Architecture: shared encoder, separate heads
A multi-task GNN has two components:
- Shared encoder: The GNN layers (GCN, GAT, or transformer) that process the graph and produce node representations. This is the expensive part, involving neighborhood aggregation across the entire graph.
- Task-specific heads: Lightweight MLPs that map node representations to task-specific outputs. A churn head outputs a binary probability. An LTV head outputs a dollar value. A recommendation head scores candidate products.
import torch
import torch.nn as nn
from torch_geometric.nn import SAGEConv
class MultiTaskGNN(nn.Module):
def __init__(self, in_channels, hidden, num_classes_task1):
super().__init__()
# Shared encoder
self.conv1 = SAGEConv(in_channels, hidden)
self.conv2 = SAGEConv(hidden, hidden)
# Task-specific heads
self.churn_head = nn.Linear(hidden, 2) # binary
self.ltv_head = nn.Linear(hidden, 1) # regression
self.segment_head = nn.Linear(hidden, num_classes_task1)
def forward(self, x, edge_index):
h = self.conv1(x, edge_index).relu()
h = self.conv2(h, edge_index).relu()
return {
'churn': self.churn_head(h),
'ltv': self.ltv_head(h),
'segment': self.segment_head(h),
}The encoder runs once. Each head is a single linear layer, adding negligible overhead.
Why multi-task learning improves GNN performance
The key benefit is positive transfer: patterns learned for one task help others.
- Shared relational patterns: Customer spending velocity predicts both churn and LTV. Transaction graph density predicts both fraud and credit risk. The shared encoder captures these patterns once.
- Regularization: Multiple tasks act as implicit regularizers. The encoder cannot overfit to the idiosyncrasies of any single task because it must produce representations that work for all tasks.
- Data efficiency: Some tasks have sparse labels (fraud is rare). By sharing an encoder with a label-rich task (transaction classification), the fraud task benefits from representations trained on much more data.
Balancing task losses
The most common pitfall: one task dominates the gradient, starving others. If churn loss gradients are 100x larger than LTV gradients, the encoder optimizes almost exclusively for churn.
Three solutions:
- Fixed weighting: Manually set loss weights (e.g., 1.0 for churn, 0.01 for LTV). Simple but requires extensive tuning and breaks when loss scales shift during training.
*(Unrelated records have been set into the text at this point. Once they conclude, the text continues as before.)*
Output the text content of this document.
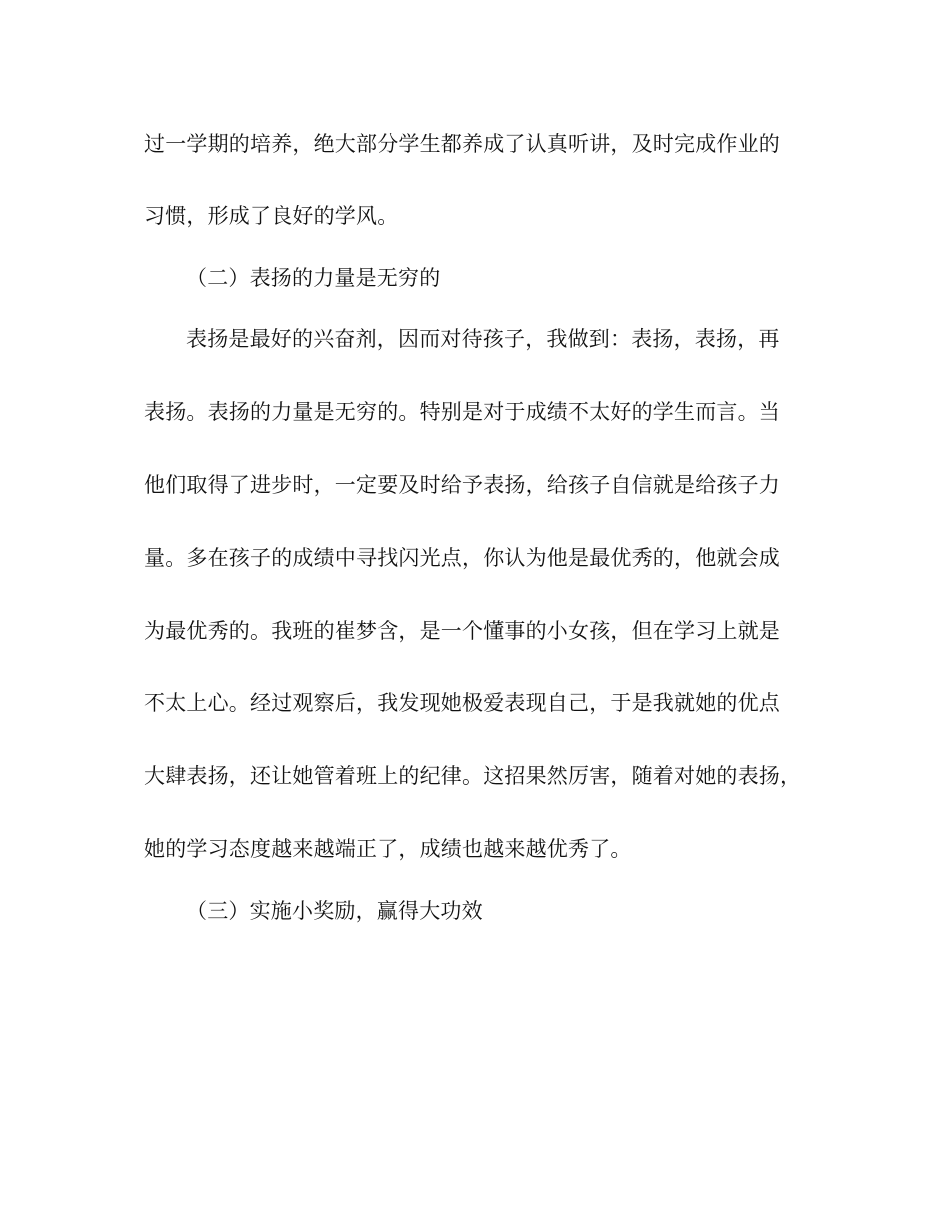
过一学期的培养，绝大部分学生都养成了认真听讲，及时完成作业的
习惯，形成了良好的学风。
（二）表扬的力量是无穷的
表扬是最好的兴奋剂，因而对待孩子，我做到：表扬，表扬，再
表扬。表扬的力量是无穷的。特别是对于成绩不太好的学生而言。当
他们取得了进步时，一定要及时给予表扬，给孩子自信就是给孩子力
量。多在孩子的成绩中寻找闪光点，你认为他是最优秀的，他就会成
为最优秀的。我班的崔梦含，是一个懂事的小女孩，但在学习上就是
不太上心。经过观察后，我发现她极爱表现自己，于是我就她的优点
大肆表扬，还让她管着班上的纪律。这招果然厉害，随着对她的表扬，
她的学习态度越来越端正了，成绩也越来越优秀了。
（三）实施小奖励，赢得大功效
- Uncertainty weighting: Learn a weight for each task based on the homoscedastic uncertainty. Tasks with higher noise get lower weight. This is the most widely used automatic method.
- GradNorm: Dynamically adjust weights to normalize gradient magnitudes across tasks. Ensures all tasks train at similar rates regardless of loss scale differences.
class UncertaintyWeightedLoss(nn.Module):
def __init__(self, num_tasks):
super().__init__()
# log(sigma^2) for each task, learned during training
self.log_vars = nn.Parameter(torch.zeros(num_tasks))
def forward(self, losses):
total = 0
for i, loss in enumerate(losses):
precision = torch.exp(-self.log_vars[i])
total += precision * loss + self.log_vars[i]
return totalUncertainty weighting learns to down-weight noisy tasks automatically. Two lines added to any multi-task training loop.
Multi-task learning in production
Beyond accuracy, multi-task learning simplifies operations:
- One model, one graph pass: A single inference call produces predictions for all tasks. No need to maintain separate feature pipelines, training jobs, and model registries.
- Consistent representations: All tasks share the same view of each entity. There is no risk of one model treating a customer as high-risk while another treats them as high-value due to different encodings.
- Incremental task addition: Adding a new task requires only training a new head. The shared encoder, which represents 95% of compute, is already trained.